Cependant, parallèlement à l'évolution de la polyphonie, la monodie a trouvé, dans le domaine profane, un prolongement très fécond à travers les chansons véhiculées par les poètes musiciens que sont :

— Les TROUBADOURS qui apparaissent dans le sud de la France dès la seconde moitié du XIè siècle (en occitan, trobar = trouver). On peut recenser aujourd'hui plus de 400 noms parmi lesquels on peut citer : Guillaume IX (+ 1127) duc d'Aquitaine et comte de Poitiers ; Jaufré Rudel (+ 1150) ; Bernart (ou Bernard) de Ventadour (+ 1195) ; Raimbaut de Vaqueiras (+ 1207) ; Guiraut Riquier (+ 1298).

— Les TROUVERES qui sillonnent le nord de la Loire (où l'on parle la langue d'Oïl) un siècle plus tard. Nous en connaissons plus de 600 qui ont laissé 2000 mélodies et 4000 poèmes (au moins... ). Parmi les plus célèbres, on peut citer : Chrétien de Troyes (+ 1180) ; Richard Coeur de Lion (+ 1199) ; Conon de Béthune (+ 1219) ; Colin Muset (+ 1250) ; Thibaud de Champagne (+ 1258).
— Les MINNESANGER en Allemagne, à partir de 1150 et jusqu'au début du 14è siècle.
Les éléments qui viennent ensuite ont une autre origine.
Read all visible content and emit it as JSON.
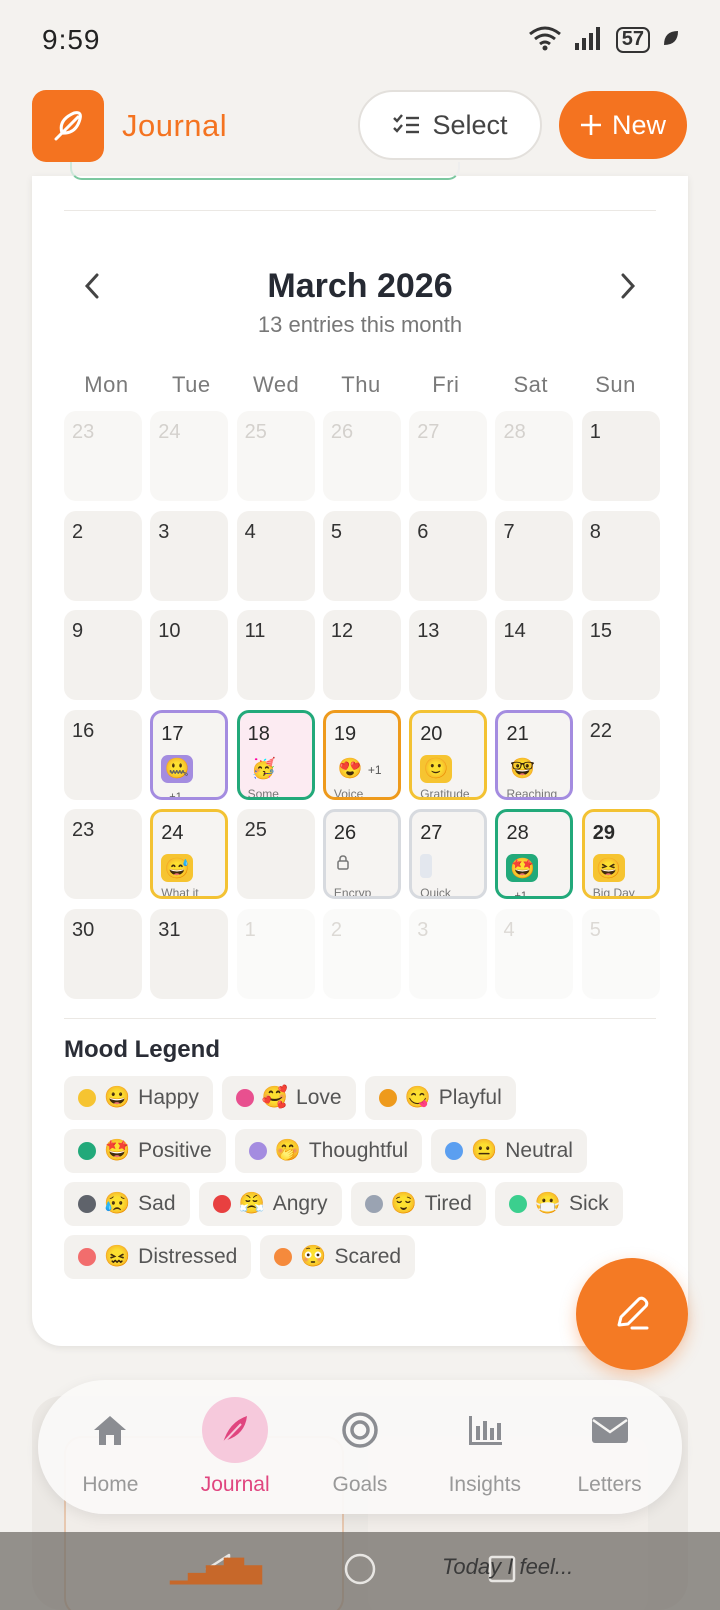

Leur poésie, de style aristocratique, s'exprime en Moyen Haut Allemand, comme celle des Goliards.

— Les MEISTERSINGER leur succèdent à partir du 14è siècle. Ce sont des artisans qui organisent des Ecoles de chant en Allemagne, Autriche, Alsace, Bohème. Le plus célèbre d'entre eux est Hans SACHS (1494-1576), cordonnier de Nuremberg. Richard Wagner le fait revivre dans son opéra "Les Maîtres chanteurs de Nuremberg" (1868).




Dotés d'une solide culture acquise dans les abbayes, les troubadours et les trouvères qui appartiennent généralement aux classes aisées ou nobles confient progressivement leurs chansons et poèmes aux jongleurs et ménestrels qui les colportent aux "quatre coins" du pays. Ces chansons, souvent d'inspiration lyrique chez les troubadours ("chanson courtoise"), guerrière chez les trouvères (thèmes des chevaliers partis pour les croisades...), étaient aussi associées aux épisodes et événements de la vie de tous les jours (danses pour les fêtes, célébration de mariages, de funérailles, des corporations, des travaux des champs, de la gloire de Dieu... ).

Le développement de cette musique profane allait atteindre son apogée vers 1200 et se propager en Italie, Espagne jusqu'en Hongrie avant de décroître à la fin du XIIIè. Ce déclin coïncidait avec celui de la chevalerie mais également avec l'essor de la polyphonie.


Musiciens de l’Europe médiévale et renaissante




La danse

Au Moyen-âge, il existe des danses qui sont des estampies (les plus anciennes sont du 13ème siècle). La musique instrumentale est minime par rapport à la musique vocale au moyen-âge… et elle est souvent liée à la danse.

L’art instrumental apparaît très différent de l’art vocal : plus simple, fondé sur la répétition de formules mélodiques. On note l’utilisation des modes rythmiques. L’invention est assez limitée. Il y a une nette tendance à la carrure. Et le mode majeur est très fréquent.